My wife, bless her soul, was exactly what I needed to move on. She pushed and pulled and kicked me forward, helped me accept my new life and helped me do what I needed to do to rebuild it. Will, unfortunately, did not have anyone to push him into moving forward with his life and this troubled me.Yes, his world changed completely that day. Yes, he now had physical limitations. But his brain, the brain that he’d used to make millions as a vulture capitalist, still worked.


Why didn’t he, or someone in his close family, make him see someone about his depression? The sudden onset of a disability, the loss of one’s independence and self-image, is devastating. That loss needs to be grieved, just like the loss of a beloved friend or family member.


Moyes is not disabled, but she does have a deaf son, and I believe she is in tune with what it’s like to be a person with a disability. She obviously did her homework, having Will suffer a C5/6 break, which leaves him physically dependent on others, as well as vulnerable to a host of other health issues. She portrays him as bitter, yet capable of humor and charm. When he delivers a line about how good Louisa is at giving sponge baths to her jealous boyfriend, I couldn’t help but smile. But is he realistic?


Unfortunately, I’d have to say he is. While I accepted my blindness, and I know hundreds of other blind people who have, I also know several who just can’t. One guy I know emails me every 6 months or so asking if I’ve read about any new medical developments that might give him his sight back again. He went blind after catching a virus in the tropics 8 years ago. Another woman I know complains how people aren’t friendly and won’t offer to help her do things. She’s 53 years old, lost her sight at 19, and still refuses to use a white cane.


If I sound judgemental, I apologize. We each walk a unique journey through life, and a multitude of variables make us who we are. I confess to being one of the “glass is half full” people, and it’s sometimes hard for me to understand people who aren’t.

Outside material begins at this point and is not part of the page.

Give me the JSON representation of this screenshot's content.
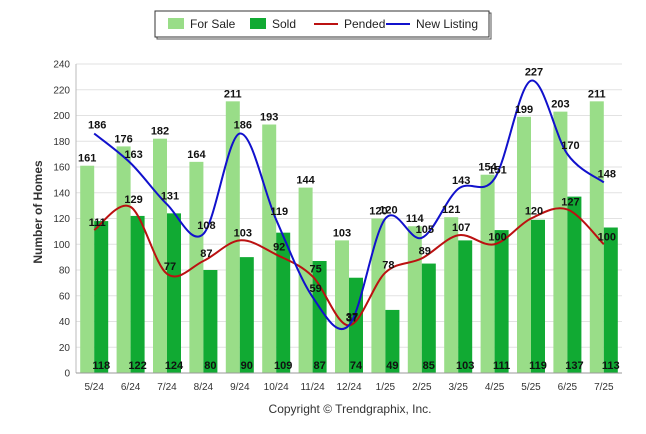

In the novel, Louisa chats online with many quads and caregivers. They help her to understand what’s possible, and she convinces Will to get a computer and hard/software so he can operate it. And yet, she never encourages him to chat with the people she’s met. They never go to a support group or try to meet other quads so Will doesn’t feel so alone in his difficulties. Will keeps insisting he has no control and can’t do anything himself. But with his money, and his smarts, I’m surprised he clings so tightly to that belief.


So is ‘Me Before You’ a worthwhile read? I’d say so. Moyes is a good writer, and she craftily pulls the reader into the story. Her characters are compelling, and the drama centered around the issue of assisted suicide is certainly thought provoking and a great book group discussion topic.



‘Me Before You’ ,by Jojo Moyes, 369 pages, Pamela Dorman Books/Viking.